Свобода внутри "данного"

Гефтер отмечает, что до войны в стране сохранялась иллюзия внутренней свободы, даже несмотря на репрессии. Сталинский режим, несмотря на весь его преступный характер, оставлял пространство для дискуссий внутри своей парадигмы. Как говорит Гефтер, "советское было наше данное", и молодёжь искала свободу в рамках этого "данного". Коллективные протесты, открытая критика фильмов или книг были возможны, если они оставались внутри коммунистической идеологии.

После не до конца удавшейся по мнению Сталина войны, начался новый виток усиления имперской великодержавной риторики, и этот "кредит свобод" стал постепенно исчезать. Гефтер, как фронтовик, переживший ранения и войну, вспоминал, что его поколение вдохновлялось не “русскими” имперскими нарративами и героями, а зажигательными статьями Ильи Эренбурга - человека, олицетворявшего антивоенный и антифашистский пафос того времени. Что, впрочем, никак не снимает с него вины, в гибели невинных жертв “русских освободителей”, мстивших освобожденным мирным полякам и немцам с невиданной жестокостью. 

Почему при Путине меньше свободы?

Сравнивая сталинский “имперский ренессанс” с попыткой Путина сделать из современной России империю, становится очевидно, что сталинская система, при всей ее жесткости, позволяла определенный диспут внутри системы. Таким образом как бы проверяя себя на предмет принятия широкими массами. Сегодня же малейшее отклонение от линии власти или критика пропаганды вызывает мгновенную жесткую реакцию — от клеймения "иноагентом" до уголовного преследования.

Имперская риторика при Путине достигла апогея: исторические мифы о "Великой России" подаются как абсолютная неопровержимая истина. Пространства для дискуссий попросту нет, а любые попытки подвергнуть сомнению официальную позицию заканчиваются репрессиями.

Призраки прошлого

История Гефтера на самом деле показывает, не то, что сталинский режим был мягче путинского или то, что даже внутри репрессивного государства можно сохранять внутреннюю свободу. Нет.

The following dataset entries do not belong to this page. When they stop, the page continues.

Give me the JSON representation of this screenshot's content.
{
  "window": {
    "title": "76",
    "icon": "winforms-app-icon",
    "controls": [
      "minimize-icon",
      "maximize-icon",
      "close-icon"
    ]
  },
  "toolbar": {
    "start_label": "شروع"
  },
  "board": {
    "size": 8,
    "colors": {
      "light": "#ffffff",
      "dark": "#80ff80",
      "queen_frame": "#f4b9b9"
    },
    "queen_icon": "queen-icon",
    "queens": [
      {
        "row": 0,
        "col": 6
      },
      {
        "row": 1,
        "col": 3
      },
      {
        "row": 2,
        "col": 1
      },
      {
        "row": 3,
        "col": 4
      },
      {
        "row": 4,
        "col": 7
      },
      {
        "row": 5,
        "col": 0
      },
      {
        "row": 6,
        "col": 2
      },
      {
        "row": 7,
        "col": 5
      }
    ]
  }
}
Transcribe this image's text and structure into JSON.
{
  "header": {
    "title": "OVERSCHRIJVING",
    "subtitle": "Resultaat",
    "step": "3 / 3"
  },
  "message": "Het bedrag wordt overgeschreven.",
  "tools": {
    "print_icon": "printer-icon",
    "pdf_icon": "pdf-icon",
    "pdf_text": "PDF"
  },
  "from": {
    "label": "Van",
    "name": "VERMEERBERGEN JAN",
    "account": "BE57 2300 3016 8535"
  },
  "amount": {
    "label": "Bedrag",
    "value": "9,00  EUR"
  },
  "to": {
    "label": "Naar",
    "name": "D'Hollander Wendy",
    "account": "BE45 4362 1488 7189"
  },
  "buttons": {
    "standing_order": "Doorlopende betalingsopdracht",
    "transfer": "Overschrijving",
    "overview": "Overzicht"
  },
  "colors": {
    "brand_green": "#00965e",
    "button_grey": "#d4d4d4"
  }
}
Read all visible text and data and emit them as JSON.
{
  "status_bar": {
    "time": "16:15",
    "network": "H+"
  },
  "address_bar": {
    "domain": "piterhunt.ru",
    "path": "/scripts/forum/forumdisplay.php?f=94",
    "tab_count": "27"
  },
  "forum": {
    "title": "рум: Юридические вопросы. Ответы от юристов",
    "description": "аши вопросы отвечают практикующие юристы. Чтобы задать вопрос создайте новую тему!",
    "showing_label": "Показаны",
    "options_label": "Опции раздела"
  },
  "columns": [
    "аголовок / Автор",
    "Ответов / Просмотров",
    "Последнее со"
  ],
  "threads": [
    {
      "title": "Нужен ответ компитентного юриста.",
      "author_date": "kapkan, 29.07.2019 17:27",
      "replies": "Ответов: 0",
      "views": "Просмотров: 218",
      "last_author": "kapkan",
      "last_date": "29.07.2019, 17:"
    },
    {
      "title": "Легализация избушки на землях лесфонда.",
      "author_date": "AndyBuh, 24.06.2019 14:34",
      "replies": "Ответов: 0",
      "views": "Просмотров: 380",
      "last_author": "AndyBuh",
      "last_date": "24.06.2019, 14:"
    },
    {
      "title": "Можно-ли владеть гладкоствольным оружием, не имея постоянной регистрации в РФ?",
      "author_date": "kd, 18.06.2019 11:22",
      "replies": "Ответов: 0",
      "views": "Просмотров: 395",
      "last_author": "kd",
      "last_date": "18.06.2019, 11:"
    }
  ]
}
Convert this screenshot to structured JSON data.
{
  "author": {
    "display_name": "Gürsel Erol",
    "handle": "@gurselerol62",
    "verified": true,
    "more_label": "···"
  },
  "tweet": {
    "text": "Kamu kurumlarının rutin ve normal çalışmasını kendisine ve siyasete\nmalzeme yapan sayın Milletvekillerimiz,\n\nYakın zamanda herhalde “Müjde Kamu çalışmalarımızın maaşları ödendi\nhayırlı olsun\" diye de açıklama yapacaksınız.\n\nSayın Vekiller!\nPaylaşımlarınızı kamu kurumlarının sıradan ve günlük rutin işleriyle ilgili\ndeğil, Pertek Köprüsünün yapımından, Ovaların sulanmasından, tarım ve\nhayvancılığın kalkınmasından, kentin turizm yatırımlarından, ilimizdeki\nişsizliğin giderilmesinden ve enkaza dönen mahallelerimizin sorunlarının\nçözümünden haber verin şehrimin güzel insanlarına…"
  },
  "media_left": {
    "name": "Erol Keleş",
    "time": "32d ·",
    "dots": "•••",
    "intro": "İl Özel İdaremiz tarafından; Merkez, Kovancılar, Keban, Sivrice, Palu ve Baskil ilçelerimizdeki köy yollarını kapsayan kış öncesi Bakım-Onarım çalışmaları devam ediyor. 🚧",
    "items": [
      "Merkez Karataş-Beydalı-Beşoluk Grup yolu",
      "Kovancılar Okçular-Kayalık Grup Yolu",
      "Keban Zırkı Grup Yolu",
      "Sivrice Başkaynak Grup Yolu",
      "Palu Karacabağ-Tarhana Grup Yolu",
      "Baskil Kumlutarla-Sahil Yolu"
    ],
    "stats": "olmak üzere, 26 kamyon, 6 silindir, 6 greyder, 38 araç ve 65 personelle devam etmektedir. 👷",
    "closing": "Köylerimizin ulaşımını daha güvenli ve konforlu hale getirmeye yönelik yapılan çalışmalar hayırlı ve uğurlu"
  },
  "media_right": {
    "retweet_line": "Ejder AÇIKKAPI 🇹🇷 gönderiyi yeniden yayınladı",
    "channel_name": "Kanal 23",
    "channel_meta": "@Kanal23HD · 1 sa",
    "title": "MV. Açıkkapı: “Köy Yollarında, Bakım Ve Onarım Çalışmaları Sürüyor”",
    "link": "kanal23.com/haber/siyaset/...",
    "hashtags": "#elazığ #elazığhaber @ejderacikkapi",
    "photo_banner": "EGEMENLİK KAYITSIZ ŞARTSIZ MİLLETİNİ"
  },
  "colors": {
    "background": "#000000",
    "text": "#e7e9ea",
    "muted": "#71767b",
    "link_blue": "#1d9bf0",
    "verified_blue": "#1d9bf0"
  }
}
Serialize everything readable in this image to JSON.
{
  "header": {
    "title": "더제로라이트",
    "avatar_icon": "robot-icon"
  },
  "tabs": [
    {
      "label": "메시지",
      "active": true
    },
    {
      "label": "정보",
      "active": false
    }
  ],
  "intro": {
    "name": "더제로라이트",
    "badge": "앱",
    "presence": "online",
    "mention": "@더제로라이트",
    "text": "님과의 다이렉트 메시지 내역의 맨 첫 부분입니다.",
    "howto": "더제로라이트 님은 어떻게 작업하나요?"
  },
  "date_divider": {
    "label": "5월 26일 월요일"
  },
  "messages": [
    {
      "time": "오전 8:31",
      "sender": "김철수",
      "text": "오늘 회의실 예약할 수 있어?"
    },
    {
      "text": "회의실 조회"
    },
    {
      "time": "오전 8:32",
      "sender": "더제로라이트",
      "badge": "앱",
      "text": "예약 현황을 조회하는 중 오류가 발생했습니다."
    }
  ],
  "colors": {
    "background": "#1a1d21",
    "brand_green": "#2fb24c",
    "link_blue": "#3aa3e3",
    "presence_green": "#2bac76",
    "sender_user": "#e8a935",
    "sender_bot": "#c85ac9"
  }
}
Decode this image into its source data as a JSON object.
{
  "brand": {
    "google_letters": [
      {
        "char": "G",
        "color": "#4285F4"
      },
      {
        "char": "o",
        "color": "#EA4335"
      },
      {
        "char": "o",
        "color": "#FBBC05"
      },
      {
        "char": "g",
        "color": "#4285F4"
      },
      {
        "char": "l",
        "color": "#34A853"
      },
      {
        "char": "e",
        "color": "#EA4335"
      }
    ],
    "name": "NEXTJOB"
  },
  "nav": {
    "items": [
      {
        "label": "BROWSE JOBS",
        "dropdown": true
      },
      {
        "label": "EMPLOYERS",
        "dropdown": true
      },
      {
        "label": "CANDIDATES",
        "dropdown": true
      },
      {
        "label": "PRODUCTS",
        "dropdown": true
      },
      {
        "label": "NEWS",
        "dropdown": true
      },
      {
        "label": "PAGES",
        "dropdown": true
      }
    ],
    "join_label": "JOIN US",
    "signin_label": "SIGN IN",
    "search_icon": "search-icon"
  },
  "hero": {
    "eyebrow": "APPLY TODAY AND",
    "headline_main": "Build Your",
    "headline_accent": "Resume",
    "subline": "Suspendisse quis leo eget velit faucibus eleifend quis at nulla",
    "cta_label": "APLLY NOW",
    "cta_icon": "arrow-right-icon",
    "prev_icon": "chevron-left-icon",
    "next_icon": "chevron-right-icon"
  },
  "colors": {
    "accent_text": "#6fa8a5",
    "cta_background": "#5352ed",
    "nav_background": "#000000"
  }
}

Проблема лежит в другой плоскости, которую Гефтер, в силу своей погруженности в контекст не понял. Сталин понимал, что культ "русского величия" не может и не должен вступать в конфронтацию с утопическими идеалами коммунистической революции. 

Вот только в современной России нет никакой официальной идеологии. Есть старые кости скелетов идеологий и смрад исходящий из их могил. В этом склепе идеологии, любая свобода кажется невозможной. Критика имперской пропаганды, даже действующая ей во благо изнутри, воспринимается как угроза государству.

У Михаила Гефтера есть замечательное выражение, метко описывающее феномен "русского" упоения прошлым: "могилы у нас разговаривают".

Именно так. Россия по-прежнему одержима раскапыванием захоронений истории, внимая не голосу разума, а шепоту и эху, доносящемуся из глубин погребённых империй. Вместо того чтобы смотреть в будущее, страна продолжает склоняться над прахом прошлого, пытаясь найти в нём ответы, которые давно утратили связь с настоящим.